I started a quite long thread at my work's slack when I posted benchmarks showing how fast DuckDB and Polars are compared to Pandas and PostgreSQL. One of the first comments mentioned that, while the comparison with Pandas made sense, the comparison with PostgreSQL didn't. It's pretty obvious that embedded columnar query engines are faster than OLTP row-based DBMD. This made me reflect on why I thought that the comparison made sense: many times, and it's something I've done myself, projects use a single DBMS because it's way more important to have a single source of truth than maximizing performance, and transactional information takes preference from analytical queries.

And let's be honest, PostgreSQL's performance in OLAP workloads is sometimes good enough.

I'm struggling to find the best possible way to keep two separate databases for OLAP and OLTP respectively. One stores the transactional information, while the second is read-only replica. It's obvious that you can't only have these databases, you need a way to keep them in sync, and suggesting Airflow as part of the stack outright closes the discussion about the two databases for minimalistic projects.

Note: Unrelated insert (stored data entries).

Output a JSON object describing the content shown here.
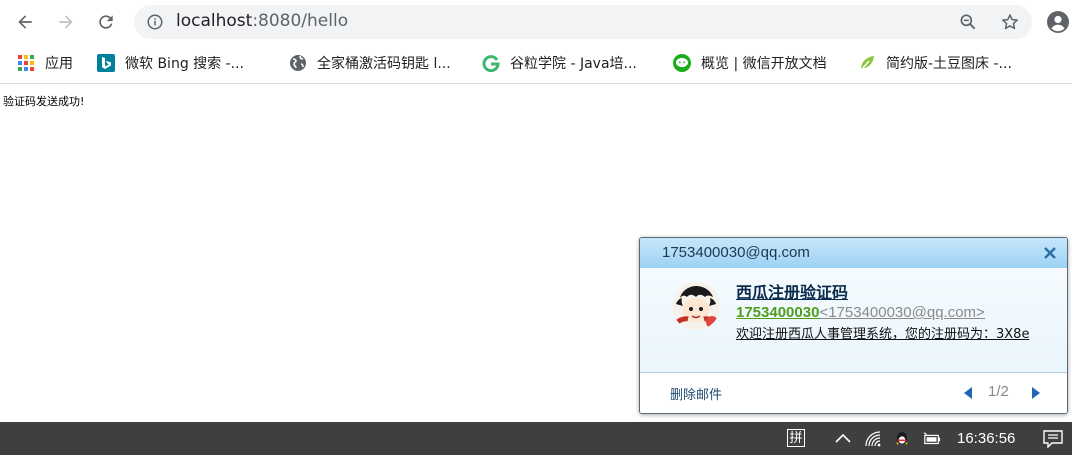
{
  "browser": {
    "url_host": "localhost",
    "url_rest": ":8080/hello"
  },
  "bookmarks": [
    {
      "label": "应用",
      "icon": "apps-grid-icon"
    },
    {
      "label": "微软 Bing 搜索 -...",
      "icon": "bing-icon"
    },
    {
      "label": "全家桶激活码钥匙 l...",
      "icon": "globe-icon"
    },
    {
      "label": "谷粒学院 - Java培...",
      "icon": "guli-icon"
    },
    {
      "label": "概览 | 微信开放文档",
      "icon": "wechat-icon"
    },
    {
      "label": "简约版-土豆图床 -...",
      "icon": "leaf-icon"
    }
  ],
  "page": {
    "message": "验证码发送成功!"
  },
  "notification": {
    "account": "1753400030@qq.com",
    "subject": "西瓜注册验证码",
    "from_name": "1753400030",
    "from_address": "<1753400030@qq.com>",
    "preview": "欢迎注册西瓜人事管理系统，您的注册码为：3X8e",
    "delete_label": "删除邮件",
    "pager": "1/2"
  },
  "taskbar": {
    "ime": "拼",
    "time": "16:36:56"
  },
  "colors": {
    "notification_header": "#9dd2f3",
    "from_name": "#4f9d1f",
    "taskbar": "#3f3f3f"
  }
}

I'm thinking about two alternatives today:

  • PostgreSQL + DuckDB
  • PostgreSQL + Clickhouse

It's shocking how similar these two options are in terms of features. Both Clickhouse and Duckdb have connectors for Postgres and mirror tables can be updated by executing a query with a cronjob or similar.

Maybe that's the way to go, and It's an ide I'm willing to test in a real environment in some of my future projects. Has anyone tried something similar?